PGA Energy Partner Financing Efficient Infrastructure at Golf Courses
By Matthew Campelli, The Sustainability Report
Constellation, the body’s official energy provider and sustainability partner, aiding courses and other sports venues with Efficiency Made Easy programme.
Several PGA-affiliated golf courses are updating their venues with energy efficient infrastructure without having to make a capital investment as a result of the organisation’s partnership with energy supplier Constellation.
Constellation, which became the PGA of America’s official energy provider and sustainability partner in 2016, is conducting energy audits for 15 courses. The company is also using its own capital to fund the installation of energy conservation measures, like new lights, so that the courses can make sustainability improvements without parting with an initial lump sum payment.
Courses then pay that money back in installments through their energy bills as part of the firm’s Efficiency Made Easy programme.
New Jersey’s Liberty National Golf Club, for example, has reduced energy consumption by 50% and generated annual cost savings of $135,000 dollars since installing an LED lights system through Efficiency Made Easy in 2017.
Mike Smith, Constellation’s senior vice-president of distributed energy, said the scheme was a good way for commercial venues, such as sports facilities, to get energy efficiency measures installed “without having to deflate the balance sheet capital.”
In January, the Pro Football Hall of Fame in Canton, Ohio, signed up to the Efficiency Made Easy programme on a multi-year deal in which Constellation will work to deliver clean and renewable energy solutions.
As part of the deal, Constellation secured naming rights to the Center of Excellence that is being built as part of a larger $889m Johnson Controls Hall of Fame Village – a ‘smart city’ concept due to be built by September 2020.
The partnership is the latest in a growing sports portfolio for Constellation.
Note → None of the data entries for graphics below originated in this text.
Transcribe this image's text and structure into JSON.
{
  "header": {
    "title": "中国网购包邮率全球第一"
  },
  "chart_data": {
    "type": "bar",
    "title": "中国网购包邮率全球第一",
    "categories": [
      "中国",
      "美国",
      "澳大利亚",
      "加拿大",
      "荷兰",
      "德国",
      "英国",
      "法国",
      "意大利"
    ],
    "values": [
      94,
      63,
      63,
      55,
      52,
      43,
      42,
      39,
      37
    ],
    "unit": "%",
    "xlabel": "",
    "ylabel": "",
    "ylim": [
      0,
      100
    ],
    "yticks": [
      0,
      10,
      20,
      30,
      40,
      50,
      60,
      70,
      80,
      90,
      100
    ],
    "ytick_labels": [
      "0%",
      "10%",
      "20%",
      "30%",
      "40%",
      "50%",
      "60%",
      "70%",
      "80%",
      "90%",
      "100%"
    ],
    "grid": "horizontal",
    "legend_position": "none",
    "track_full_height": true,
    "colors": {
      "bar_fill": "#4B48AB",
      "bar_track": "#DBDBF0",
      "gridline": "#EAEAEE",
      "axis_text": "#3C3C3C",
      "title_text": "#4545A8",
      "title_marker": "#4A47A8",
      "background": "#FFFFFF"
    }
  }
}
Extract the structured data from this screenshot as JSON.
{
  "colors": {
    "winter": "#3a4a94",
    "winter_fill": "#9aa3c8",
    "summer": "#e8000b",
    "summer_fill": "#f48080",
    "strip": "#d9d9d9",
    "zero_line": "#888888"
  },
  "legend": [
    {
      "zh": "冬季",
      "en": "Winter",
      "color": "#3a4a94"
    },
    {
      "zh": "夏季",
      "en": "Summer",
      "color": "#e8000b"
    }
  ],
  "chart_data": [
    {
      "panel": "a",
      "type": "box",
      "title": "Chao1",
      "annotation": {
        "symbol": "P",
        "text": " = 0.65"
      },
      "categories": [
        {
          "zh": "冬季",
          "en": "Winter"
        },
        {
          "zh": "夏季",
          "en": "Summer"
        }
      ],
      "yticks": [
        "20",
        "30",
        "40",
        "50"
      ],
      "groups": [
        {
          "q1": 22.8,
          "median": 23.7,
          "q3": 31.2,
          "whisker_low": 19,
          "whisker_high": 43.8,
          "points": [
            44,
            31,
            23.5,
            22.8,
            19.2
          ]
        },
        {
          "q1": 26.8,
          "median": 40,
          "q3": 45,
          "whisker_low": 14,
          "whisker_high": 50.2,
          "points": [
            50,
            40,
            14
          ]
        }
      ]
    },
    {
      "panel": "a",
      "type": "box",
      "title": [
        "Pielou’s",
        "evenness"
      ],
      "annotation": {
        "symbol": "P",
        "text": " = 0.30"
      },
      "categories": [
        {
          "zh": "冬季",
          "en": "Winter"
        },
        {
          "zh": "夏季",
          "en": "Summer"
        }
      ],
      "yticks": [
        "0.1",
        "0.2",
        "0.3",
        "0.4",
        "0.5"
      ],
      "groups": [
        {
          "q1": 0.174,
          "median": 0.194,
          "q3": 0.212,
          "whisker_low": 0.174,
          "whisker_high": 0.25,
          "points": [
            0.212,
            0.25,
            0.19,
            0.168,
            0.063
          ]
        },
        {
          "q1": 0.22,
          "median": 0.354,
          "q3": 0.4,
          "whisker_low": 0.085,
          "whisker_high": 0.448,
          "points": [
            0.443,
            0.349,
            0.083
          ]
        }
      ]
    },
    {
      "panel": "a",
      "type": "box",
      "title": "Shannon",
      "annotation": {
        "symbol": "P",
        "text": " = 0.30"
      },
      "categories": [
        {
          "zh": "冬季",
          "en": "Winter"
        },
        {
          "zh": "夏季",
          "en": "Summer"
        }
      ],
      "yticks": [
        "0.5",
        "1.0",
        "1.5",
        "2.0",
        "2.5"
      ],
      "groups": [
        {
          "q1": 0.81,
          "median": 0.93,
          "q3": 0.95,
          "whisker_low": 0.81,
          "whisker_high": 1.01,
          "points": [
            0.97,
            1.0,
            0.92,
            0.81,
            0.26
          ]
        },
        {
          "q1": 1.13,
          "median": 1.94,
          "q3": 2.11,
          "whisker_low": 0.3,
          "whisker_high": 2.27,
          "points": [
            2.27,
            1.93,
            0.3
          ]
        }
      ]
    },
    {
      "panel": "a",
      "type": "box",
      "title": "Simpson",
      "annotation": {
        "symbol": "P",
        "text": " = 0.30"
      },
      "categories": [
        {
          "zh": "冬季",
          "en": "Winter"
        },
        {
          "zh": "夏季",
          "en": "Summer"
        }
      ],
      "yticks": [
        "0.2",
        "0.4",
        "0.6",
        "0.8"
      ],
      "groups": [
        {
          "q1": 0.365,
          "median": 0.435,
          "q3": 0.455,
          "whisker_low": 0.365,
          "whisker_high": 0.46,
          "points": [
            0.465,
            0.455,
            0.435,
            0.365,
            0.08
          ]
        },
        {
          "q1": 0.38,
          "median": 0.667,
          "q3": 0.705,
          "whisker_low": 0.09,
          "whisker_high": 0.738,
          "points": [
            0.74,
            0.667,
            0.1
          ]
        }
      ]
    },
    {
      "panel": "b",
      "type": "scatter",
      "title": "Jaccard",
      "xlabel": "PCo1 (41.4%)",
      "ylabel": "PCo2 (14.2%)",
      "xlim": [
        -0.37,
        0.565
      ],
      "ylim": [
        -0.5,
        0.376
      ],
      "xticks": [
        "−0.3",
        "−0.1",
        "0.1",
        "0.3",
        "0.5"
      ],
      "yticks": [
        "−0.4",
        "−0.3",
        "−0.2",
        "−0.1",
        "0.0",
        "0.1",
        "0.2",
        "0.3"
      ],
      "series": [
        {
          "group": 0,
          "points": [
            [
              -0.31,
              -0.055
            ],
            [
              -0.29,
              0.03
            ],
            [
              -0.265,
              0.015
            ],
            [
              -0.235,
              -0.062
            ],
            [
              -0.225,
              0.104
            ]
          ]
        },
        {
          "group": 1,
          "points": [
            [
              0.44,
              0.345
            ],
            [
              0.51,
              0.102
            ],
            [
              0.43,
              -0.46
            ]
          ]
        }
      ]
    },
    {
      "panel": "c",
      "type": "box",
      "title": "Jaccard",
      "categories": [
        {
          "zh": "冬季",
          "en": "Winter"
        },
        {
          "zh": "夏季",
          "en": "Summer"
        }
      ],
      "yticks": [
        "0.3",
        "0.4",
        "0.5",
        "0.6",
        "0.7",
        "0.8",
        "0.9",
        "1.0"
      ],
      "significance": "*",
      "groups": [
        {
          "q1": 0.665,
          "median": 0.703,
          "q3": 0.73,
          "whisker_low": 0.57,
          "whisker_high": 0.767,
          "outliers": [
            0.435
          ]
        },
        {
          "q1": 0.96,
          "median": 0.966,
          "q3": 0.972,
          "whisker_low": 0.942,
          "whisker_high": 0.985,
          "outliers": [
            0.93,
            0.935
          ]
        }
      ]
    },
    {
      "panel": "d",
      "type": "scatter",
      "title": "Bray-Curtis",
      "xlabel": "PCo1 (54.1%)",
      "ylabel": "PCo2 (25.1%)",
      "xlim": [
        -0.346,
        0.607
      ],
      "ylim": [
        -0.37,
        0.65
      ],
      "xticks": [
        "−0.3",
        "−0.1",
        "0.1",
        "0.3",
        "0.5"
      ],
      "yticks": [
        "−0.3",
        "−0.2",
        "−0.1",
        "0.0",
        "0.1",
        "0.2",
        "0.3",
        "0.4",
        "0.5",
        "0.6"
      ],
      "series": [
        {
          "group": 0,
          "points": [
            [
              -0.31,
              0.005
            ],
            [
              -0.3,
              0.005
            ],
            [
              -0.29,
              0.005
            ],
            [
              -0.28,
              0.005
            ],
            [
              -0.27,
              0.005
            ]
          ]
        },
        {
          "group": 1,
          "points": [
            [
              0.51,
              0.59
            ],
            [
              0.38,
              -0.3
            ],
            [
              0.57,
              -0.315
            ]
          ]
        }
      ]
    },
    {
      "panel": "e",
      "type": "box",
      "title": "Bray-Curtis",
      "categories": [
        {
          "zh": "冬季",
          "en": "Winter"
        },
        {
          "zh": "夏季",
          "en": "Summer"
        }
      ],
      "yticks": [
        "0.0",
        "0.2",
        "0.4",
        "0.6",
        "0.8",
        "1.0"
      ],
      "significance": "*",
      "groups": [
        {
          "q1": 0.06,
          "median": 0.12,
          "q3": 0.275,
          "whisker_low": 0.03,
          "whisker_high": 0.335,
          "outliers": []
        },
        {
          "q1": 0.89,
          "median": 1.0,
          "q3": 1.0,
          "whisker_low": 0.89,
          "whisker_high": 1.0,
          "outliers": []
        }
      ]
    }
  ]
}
In 2016, the company partnered with NFL franchise the Baltimore Ravens to install a 400kW solar panel system at its Under Armour Performance Center practice facility in Maryland (see below). The system produces 15% of the building’s overall energy.
One of the more ambitious sports projects developed by Constellation was the creation of a central energy plant for Heinz Field, the home stadium of the Ravens’ NFL rival Pittsburgh Steelers. Smith told The Sustainability Report that the plant produced “about 22,000 tonnes of chilled water” for air conditioning, saving the team “around $4.5m.”
Smith said that the relative boom in renewable energy in NFL infrastructure – particularly solar power – was the direction of travel, although some teams were installing solar systems for “non-economic reasons”, but “publicity or marketing.” However, Constellation’s projects are designed for to deliver a “monetary payback” for both the company and the client, he stressed.
The Levi’s Stadium in San Francisco, Atlanta Falcons’ Mercedes-Benz Stadium and Lincoln Financial Field of the Philadelphia Eagles all have some element of solar power, and Smith said that energy efficiency and renewable energy is something fans are coming to expect from their teams and sports.
“The expectation, I believe, is that sporting environments are not only clean and fan-friendly, but also an efficient place that reflects environmental appreciation,” he explained.
“Fans want to know that when they go to the stadium, just like when they go to the shopping mall, that where they are is being a good steward of the environment. That’s why you have venues going for LEED certification because it helps them maintain and attract their fan base.”